My bad!   I hijacked the promised “trailer reading” of THE GIRL WITH THE DRAGON TATTOO for a disquisition on the temporal quality of trailer reception and the typical “quantity” of trailer consumption.  (See my previous post.)

 

In this post, I’d like to offer a reading of the “International” trailer for David Fincher’s remake of the first volume in Stieg Larsson’s trilogy, a recent global sensation for book readers and movie goers alike.

 

In my previous post, I complained of being overwhelmed by the density of visual content.  Having had the chance to watch the trailer a half dozen times or more, I now feel capable of describing how the story and the promotion are articulated in this 1:57 trailer.

 

We begin with the P.O.V. of protagonist and investigative journalist Mikael Blomkvist (Daniel Craig) as he turns up an estate driveway, approaching an imposing private residence. Henrik Vanger, (Christopher Plummer) speaks in voice over, explaining the job for which he has hired Mikael.  He wants Mikael to investigate the rich, greedy, detestable, multi-generational family of which he is the patriarch.  In terms of trailer structure, this is ACT I,  “the task.”

 

Vanger wishes to know who killed his daughter, Harriet, 40 years previous. All he knows of the identity of the psychopath is that it had to have been a relative, someone, indeed, who is still scheming to drive him mad to this very day.   I call this act, or movement of the trailer, the “context” or situation.  In it, Vanger’s motives are explained and the stakes are established.

 

In the next 30 seconds, roughly from :30 – 1:00, three characters are presented:  The killer, whose psychological warfare against Vanger is described; Mikael, who’s wariness to take the job is explained.  (A high-profile muck-raker, he was “leaked” false information which he published, only to lose his journalistic credibility and his savings.) Lastly, and at greatest length, Lisbeth, the titular Girl with the Dragon Tattoo, is described, exhibited and shown interacting with her state-appointed guardian.  All three portrayals establish her oddity, her alienation from the system and norms of feminine beauty/appearance, as well as her fierce independence.

 

At about 1:01, Mikael asks Lisbeth to partner with him in the investigation and bring her extraordinary digital analytical skills to bear.  (Her introduction/presentation into the trailer was prompted by Mikael’s V.O. claim that he would need a research assistant.)  He seeks to motivate her by explaining the object of their search:  a killer of women.

 

From 1:05 to 1:21, scenes from their investigation and working relationship are shown, as the editing speed increases and the music cues indicate rising tension.

After 1:22, their investigation continues though now it is clear that they are meeting with resistance: physical danger, psychological threat and the emotional challenges of a very old, very ugly case.   Images of gunfire, flight, fire, additional victims, etc., are shown beneath voice over by Lisbeth about her discoveries and further details from Henrik about Harriet’s murder.

 

At 1:43, the pace accelerates even more, as graphic cards inform the viewer that this movie derives “FROM THE / INTERNATIONAL /BEST-SELLING/ TRILOGY.”  A final montage of images—cut several per second, almost to the point of subliminality—concludes in a shot of Lisbeth from behind, riding aggressively on her motorcycle through a tunnel, dressed in her habitual black, before a final freeze frame shot of her, head-on and helmeted, face slightly angled, her skin pale, eyebrowless and pierced, her visage overexposed and alien, staring at the viewer.   This is what a girl with a dragon tattoo looks like: fearsome, freakish, dangerous, unfamiliar and curious.

 

Like the images over which it flows, the music begins slowly and soberly, with a few key strokes of the piano, to which electronic/synthetic instrumentation and rhythm are joined.  Then a muted, muffled helicopter sound alights on the track, followed by animal roars or human screams, distorted and echoing, crescendoing toward the final burst of images and emotion, ultimately dissolving in the final image of Lisbeth on her motorcycle, fading away as does her face from the screen.

 

As far as editing pace goes, this trailer is a straightforward build.
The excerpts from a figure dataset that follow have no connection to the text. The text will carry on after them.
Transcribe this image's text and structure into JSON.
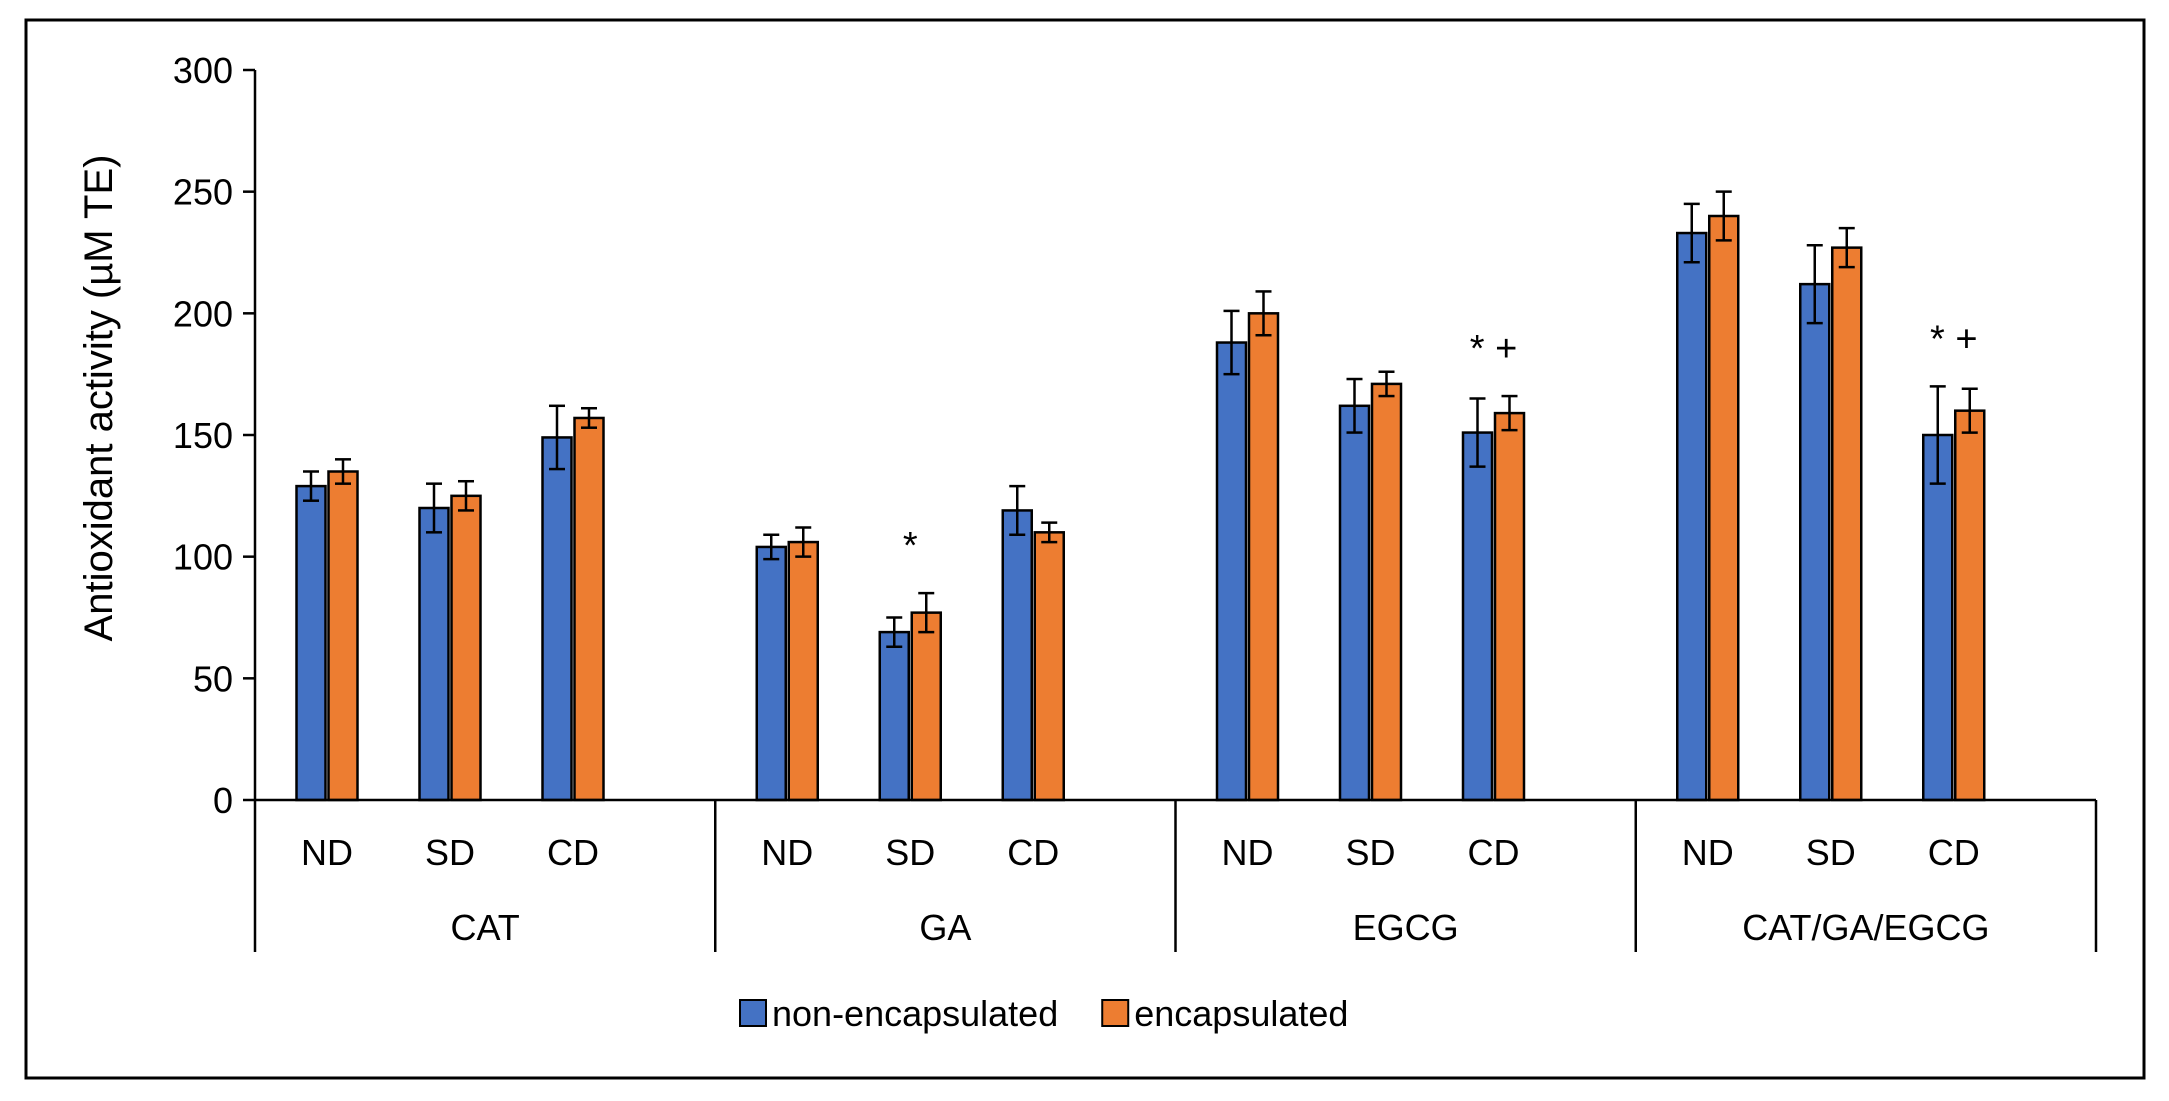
{
  "chart_data": {
    "type": "bar",
    "title": "",
    "xlabel": "",
    "ylabel": "Antioxidant activity (µM TE)",
    "ylim": [
      0,
      300
    ],
    "yticks": [
      0,
      50,
      100,
      150,
      200,
      250,
      300
    ],
    "grid": false,
    "legend_position": "bottom-center",
    "groups": [
      {
        "label": "CAT",
        "categories": [
          "ND",
          "SD",
          "CD"
        ]
      },
      {
        "label": "GA",
        "categories": [
          "ND",
          "SD",
          "CD"
        ]
      },
      {
        "label": "EGCG",
        "categories": [
          "ND",
          "SD",
          "CD"
        ]
      },
      {
        "label": "CAT/GA/EGCG",
        "categories": [
          "ND",
          "SD",
          "CD"
        ]
      }
    ],
    "series": [
      {
        "name": "non-encapsulated",
        "color": "#4472C4",
        "values": [
          129,
          120,
          149,
          104,
          69,
          119,
          188,
          162,
          151,
          233,
          212,
          150
        ],
        "errors": [
          6,
          10,
          13,
          5,
          6,
          10,
          13,
          11,
          14,
          12,
          16,
          20
        ]
      },
      {
        "name": "encapsulated",
        "color": "#ED7D31",
        "values": [
          135,
          125,
          157,
          106,
          77,
          110,
          200,
          171,
          159,
          240,
          227,
          160
        ],
        "errors": [
          5,
          6,
          4,
          6,
          8,
          4,
          9,
          5,
          7,
          10,
          8,
          9
        ]
      }
    ],
    "annotations": [
      {
        "category_index": 4,
        "text": "*"
      },
      {
        "category_index": 8,
        "text": "* +"
      },
      {
        "category_index": 11,
        "text": "* +"
      }
    ]
  }
}
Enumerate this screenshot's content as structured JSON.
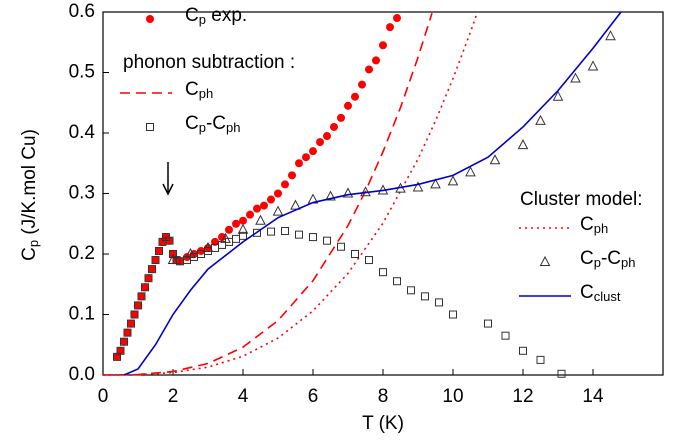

It is never exactly slow or indulgent, but the shot lengths decrease as the cutting speed increases.  I counted well over 120 distinct shots, or one per minute, although the last 30 seconds is dense with visual information, almost to the point of unintelligibility.

 

As befits its subject matter—an investigation into a mystery—the trailer delivers multiple shots of its protagonists looking, reading, noticing, pointing, searching, snooping, poking through, and stealing—but also, in turn being watched, assaulted and chased.   This is in no way surprising and visually overdetermines the diegetic dialogue which explains the context and the conflict.  The trailer is organic, motivated and neither experimental in approach nor confusing stylistically.  It is, however, as I’ve mentioned repeatedly, dense.  It also, appropriately, bears the signature—in terms of editing, color palette, and tone—of its director, Mr. Fincher, a star-director with a loyal following and zealous fans.

 

The only moment in the trailer that seems forced is in the presentation of characters where Mikael explains his new-found caution in his work, then in the next breath delivers the non-sequitur, “I need a research assistant.”   To the casual movie-goer and trailer consumer, this unmotivated transition would not, perhaps, register amid all the other information and plot being presented.  But having watched it repeatedly and with my pause button at the ready, I found it inelegant and clunky, unlike the compelling (albeit rapid) visual storytelling and diegetic voice over.

 

In appealing to audiences, this trailer bypasses its three well known stars (actors Craig & Plummer and director, Fincher) to instead focus on the unsolved mystery that provokes the action.   Whereas most trailers try to establish a point of identification, this one goes out of its way to emphasize the unconventional, foreign, even unlikable qualities of Lisbeth and the Vanger clan.  Rather, this preview presents its protagonists as curiosities, objects of interest we need to know as the price of participating in the “international, best-selling trilogy” with which we’re assumed to be familiar.  There are no taglines nor calls to action.   It is an understated approach, relying on buzz for the remake and acquaintance with the global literary sensation of Mr. Larsson’s dark, violent and erotic Swedish thrillers.

 

Through its mise-en-scene, editing and visual presentation, the trailer makes plain the generic pleasures it has to offer those fans who like action, violence, gore and terror, with or without a happy ending, since the preview concludes without resolving that issue.

 

All in all, this is a piece of movie marketing confident in the quality and appeal of its feature, certain that its target audience is already sufficiently aware of the film it “previews” to appreciate this short film for its visual artistry and its rare and refreshing avoidance of the hard sell.